Peter Paul Yu, MD, FASCO, FACP

@YupOnc
Feb 14, 2010

This past week, HHS announced that $386 million had been awarded to 40 states to form health information exchanges (HIE). HIE will be responsible for facilitating the transfer of medical information between providers. HIE's, although state based, may come together to form regional exchanges.

This highlights one of the underpinnings of the Administrations's vision for health care reform as well as one of the greatest (hopefully not fatal) flaw in our current health care system. Health care is fragmented among different hospitals and providers such that common goverance, communication and shared policies do not exist. This generates quality problems and waste.

One answer would be modeled on Kaiser Permanante or the VAH, where all of a patient's providers are under one organization and where all information is shared down to the last detail (do I need to know if my cancer patient had an negative workup for sleep apnea 12 years ago?). On the next level, all or most of a patient's providers might use the same vendor's EHR product, even if they are independent practices and hospitals. The barriers to interoperablity here are the need for a legal agreement to exchange data access and differing implementation configurations.

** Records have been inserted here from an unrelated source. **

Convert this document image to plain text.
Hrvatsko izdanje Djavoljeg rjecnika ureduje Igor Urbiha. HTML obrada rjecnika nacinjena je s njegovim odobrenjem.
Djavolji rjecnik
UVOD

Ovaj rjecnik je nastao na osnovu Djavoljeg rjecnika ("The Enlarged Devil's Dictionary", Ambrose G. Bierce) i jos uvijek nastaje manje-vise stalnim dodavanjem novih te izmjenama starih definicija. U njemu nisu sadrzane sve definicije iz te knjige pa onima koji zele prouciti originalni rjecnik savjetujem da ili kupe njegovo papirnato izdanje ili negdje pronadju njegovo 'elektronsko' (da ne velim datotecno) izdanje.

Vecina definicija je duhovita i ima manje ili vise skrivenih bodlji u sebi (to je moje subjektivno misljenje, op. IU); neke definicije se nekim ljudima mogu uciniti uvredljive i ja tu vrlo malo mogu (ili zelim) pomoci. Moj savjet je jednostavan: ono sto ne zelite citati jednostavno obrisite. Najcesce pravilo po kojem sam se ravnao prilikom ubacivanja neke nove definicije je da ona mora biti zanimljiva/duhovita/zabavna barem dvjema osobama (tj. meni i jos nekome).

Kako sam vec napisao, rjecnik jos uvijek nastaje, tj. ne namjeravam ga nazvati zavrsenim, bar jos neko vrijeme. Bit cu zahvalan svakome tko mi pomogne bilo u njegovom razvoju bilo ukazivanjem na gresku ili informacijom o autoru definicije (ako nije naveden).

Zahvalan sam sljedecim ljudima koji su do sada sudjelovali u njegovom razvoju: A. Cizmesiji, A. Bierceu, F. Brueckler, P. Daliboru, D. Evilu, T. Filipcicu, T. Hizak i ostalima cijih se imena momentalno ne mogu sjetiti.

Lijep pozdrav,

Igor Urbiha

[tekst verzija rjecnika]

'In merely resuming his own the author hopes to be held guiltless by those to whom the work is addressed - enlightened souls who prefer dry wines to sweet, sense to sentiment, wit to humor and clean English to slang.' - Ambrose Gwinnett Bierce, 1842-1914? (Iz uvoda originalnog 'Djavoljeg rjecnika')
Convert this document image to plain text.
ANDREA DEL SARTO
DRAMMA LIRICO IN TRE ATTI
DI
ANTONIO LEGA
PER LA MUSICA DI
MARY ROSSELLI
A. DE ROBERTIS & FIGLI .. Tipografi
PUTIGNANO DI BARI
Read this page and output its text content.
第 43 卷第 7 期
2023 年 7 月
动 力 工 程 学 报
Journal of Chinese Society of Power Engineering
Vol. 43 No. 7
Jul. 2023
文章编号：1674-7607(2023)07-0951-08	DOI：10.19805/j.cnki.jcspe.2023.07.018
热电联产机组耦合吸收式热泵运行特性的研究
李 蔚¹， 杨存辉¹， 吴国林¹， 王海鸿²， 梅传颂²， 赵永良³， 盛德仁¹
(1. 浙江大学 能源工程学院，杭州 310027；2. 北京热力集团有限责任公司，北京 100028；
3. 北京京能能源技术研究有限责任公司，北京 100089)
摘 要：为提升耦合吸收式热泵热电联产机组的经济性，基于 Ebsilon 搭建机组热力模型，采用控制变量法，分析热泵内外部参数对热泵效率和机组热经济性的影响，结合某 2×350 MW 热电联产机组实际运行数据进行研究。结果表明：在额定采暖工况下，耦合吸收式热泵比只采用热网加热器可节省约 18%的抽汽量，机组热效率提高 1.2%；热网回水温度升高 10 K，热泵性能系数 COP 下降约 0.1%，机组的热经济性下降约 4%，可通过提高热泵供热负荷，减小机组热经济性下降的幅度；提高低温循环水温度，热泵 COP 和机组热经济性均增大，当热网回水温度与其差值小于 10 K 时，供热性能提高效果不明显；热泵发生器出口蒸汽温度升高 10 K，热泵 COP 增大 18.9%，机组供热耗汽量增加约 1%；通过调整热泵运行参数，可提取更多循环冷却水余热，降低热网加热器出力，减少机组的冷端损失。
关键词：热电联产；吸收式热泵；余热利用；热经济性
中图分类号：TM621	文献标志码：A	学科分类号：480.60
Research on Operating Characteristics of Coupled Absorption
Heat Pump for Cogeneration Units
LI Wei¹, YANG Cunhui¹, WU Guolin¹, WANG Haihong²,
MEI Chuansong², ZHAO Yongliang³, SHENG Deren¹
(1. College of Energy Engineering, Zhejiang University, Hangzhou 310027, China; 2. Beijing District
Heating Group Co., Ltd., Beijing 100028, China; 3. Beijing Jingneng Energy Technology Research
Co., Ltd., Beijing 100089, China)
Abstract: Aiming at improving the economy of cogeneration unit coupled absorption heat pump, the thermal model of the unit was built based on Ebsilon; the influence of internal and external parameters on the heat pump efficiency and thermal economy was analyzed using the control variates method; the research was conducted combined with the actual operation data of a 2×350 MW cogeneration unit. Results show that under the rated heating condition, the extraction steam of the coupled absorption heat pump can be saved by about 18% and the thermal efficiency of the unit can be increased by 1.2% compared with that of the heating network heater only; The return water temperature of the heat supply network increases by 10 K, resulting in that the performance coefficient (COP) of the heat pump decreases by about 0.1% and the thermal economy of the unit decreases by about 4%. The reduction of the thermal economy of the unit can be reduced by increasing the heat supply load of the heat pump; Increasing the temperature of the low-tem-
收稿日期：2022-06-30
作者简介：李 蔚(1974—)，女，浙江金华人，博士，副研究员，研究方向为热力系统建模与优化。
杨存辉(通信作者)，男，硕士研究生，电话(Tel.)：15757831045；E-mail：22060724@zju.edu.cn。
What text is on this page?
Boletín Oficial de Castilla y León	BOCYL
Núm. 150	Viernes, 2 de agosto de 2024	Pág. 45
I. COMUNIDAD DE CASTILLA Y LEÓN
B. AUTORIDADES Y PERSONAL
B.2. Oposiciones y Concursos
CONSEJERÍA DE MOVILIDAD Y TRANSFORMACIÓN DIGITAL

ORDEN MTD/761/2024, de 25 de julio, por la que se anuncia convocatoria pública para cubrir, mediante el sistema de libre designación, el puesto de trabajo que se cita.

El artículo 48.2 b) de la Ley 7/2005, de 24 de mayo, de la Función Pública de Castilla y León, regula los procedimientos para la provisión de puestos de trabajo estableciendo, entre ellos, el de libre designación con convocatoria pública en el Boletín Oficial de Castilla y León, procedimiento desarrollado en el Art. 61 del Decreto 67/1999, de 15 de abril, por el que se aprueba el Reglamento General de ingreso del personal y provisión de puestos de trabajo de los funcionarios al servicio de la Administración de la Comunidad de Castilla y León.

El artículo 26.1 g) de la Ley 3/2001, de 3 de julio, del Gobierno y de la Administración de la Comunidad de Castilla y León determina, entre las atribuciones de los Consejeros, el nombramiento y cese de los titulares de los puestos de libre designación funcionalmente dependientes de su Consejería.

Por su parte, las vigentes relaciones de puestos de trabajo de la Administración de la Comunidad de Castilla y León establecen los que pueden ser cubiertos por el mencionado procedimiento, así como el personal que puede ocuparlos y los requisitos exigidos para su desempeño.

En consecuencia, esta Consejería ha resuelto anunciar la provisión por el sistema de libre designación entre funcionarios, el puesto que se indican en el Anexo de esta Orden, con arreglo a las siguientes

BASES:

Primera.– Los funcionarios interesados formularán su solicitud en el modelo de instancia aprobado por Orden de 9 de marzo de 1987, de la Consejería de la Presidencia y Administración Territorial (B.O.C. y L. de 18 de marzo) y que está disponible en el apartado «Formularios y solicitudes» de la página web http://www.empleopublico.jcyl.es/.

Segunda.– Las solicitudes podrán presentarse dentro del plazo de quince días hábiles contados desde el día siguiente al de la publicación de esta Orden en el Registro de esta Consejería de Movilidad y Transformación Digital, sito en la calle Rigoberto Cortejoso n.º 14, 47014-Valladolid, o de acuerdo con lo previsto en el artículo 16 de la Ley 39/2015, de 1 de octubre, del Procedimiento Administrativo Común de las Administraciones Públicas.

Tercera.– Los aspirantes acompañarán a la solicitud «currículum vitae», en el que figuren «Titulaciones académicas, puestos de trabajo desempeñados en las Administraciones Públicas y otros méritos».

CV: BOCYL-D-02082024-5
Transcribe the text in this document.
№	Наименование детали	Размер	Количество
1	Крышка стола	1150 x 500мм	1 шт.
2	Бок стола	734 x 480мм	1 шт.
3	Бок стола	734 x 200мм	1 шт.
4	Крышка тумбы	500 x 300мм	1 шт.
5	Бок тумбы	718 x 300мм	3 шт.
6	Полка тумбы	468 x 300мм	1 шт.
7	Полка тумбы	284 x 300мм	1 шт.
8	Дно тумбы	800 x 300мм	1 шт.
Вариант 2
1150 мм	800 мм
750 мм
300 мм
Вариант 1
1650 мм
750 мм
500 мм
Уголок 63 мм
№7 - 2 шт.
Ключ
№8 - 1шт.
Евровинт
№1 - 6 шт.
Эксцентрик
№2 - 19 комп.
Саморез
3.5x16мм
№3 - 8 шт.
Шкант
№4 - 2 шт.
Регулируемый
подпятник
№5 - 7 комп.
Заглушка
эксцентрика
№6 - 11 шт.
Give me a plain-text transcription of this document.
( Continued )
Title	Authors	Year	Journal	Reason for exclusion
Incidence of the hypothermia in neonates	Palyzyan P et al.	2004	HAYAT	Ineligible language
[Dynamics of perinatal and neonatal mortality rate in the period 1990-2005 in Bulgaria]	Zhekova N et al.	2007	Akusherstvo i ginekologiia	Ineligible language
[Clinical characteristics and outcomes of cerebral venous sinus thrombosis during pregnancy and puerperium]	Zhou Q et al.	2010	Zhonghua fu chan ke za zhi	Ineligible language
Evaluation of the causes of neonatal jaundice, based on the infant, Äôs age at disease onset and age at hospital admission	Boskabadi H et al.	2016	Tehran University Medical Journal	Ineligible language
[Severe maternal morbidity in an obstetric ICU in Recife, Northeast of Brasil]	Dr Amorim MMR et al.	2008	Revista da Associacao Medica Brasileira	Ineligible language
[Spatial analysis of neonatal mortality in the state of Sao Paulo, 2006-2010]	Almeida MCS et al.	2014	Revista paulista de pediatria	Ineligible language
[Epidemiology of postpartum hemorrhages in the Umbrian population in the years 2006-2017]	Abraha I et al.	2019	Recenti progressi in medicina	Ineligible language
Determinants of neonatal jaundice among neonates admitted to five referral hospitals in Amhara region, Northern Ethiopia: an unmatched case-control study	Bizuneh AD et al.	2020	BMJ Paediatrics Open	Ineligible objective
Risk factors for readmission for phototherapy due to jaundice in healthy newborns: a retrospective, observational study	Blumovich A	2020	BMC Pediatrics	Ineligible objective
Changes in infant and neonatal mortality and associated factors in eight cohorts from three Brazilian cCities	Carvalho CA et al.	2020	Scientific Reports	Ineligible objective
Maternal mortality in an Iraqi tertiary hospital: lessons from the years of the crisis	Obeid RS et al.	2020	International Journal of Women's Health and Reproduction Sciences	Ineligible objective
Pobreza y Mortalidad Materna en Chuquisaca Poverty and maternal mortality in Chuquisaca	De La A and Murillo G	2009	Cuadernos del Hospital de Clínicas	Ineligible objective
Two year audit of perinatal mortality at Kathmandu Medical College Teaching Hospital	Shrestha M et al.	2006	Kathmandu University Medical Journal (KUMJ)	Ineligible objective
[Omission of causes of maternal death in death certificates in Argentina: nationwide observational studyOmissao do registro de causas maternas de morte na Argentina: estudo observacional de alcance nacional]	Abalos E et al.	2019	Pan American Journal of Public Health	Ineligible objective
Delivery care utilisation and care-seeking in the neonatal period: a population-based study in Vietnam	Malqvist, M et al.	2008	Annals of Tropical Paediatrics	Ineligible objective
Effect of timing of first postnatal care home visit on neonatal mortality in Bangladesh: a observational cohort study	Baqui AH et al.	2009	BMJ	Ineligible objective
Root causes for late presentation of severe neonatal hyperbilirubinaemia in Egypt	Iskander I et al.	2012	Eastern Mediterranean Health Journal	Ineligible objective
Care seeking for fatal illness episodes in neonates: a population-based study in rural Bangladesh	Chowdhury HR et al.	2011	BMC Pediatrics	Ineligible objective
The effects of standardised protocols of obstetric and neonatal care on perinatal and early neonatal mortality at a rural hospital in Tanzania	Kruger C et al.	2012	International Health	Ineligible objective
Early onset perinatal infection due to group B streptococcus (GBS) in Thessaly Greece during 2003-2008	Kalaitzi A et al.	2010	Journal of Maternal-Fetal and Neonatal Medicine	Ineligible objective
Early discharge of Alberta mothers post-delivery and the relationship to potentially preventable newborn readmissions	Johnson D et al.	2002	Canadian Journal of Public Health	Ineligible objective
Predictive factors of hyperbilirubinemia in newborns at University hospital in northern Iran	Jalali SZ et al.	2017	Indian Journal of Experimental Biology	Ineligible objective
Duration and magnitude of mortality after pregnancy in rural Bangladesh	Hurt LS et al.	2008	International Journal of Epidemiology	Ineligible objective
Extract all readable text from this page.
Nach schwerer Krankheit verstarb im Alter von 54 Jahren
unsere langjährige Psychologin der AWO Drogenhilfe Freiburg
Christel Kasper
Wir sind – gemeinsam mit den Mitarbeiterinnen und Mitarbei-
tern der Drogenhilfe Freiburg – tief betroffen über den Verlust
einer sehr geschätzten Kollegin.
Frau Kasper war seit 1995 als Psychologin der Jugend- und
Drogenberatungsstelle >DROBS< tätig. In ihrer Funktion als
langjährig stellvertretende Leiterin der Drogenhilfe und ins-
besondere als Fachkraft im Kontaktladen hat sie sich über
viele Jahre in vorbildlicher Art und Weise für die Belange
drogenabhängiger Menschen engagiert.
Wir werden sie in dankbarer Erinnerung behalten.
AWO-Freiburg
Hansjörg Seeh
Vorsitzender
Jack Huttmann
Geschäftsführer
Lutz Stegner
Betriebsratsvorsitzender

Epic has piloted an initiative where two different providers could agree to share data on common patients with Epic providing the data exchange through a standardized version of Epic built for this purpose.

However, it is more reasonable to assume that patients will continue to receive their care through multiple providers who use different EHR systems, different versions of the same system and different implementation schemas. Hence the drive to create the regional health information exchanges. However, the data that can be transmitted this way will have to be a limited subset given the different underlying systems. I believe that ASCO's work of defining cancer specific data sets (of which the Treatment Plan and Summary documents are the first step) will be critical to this aspect of heatlh care reform.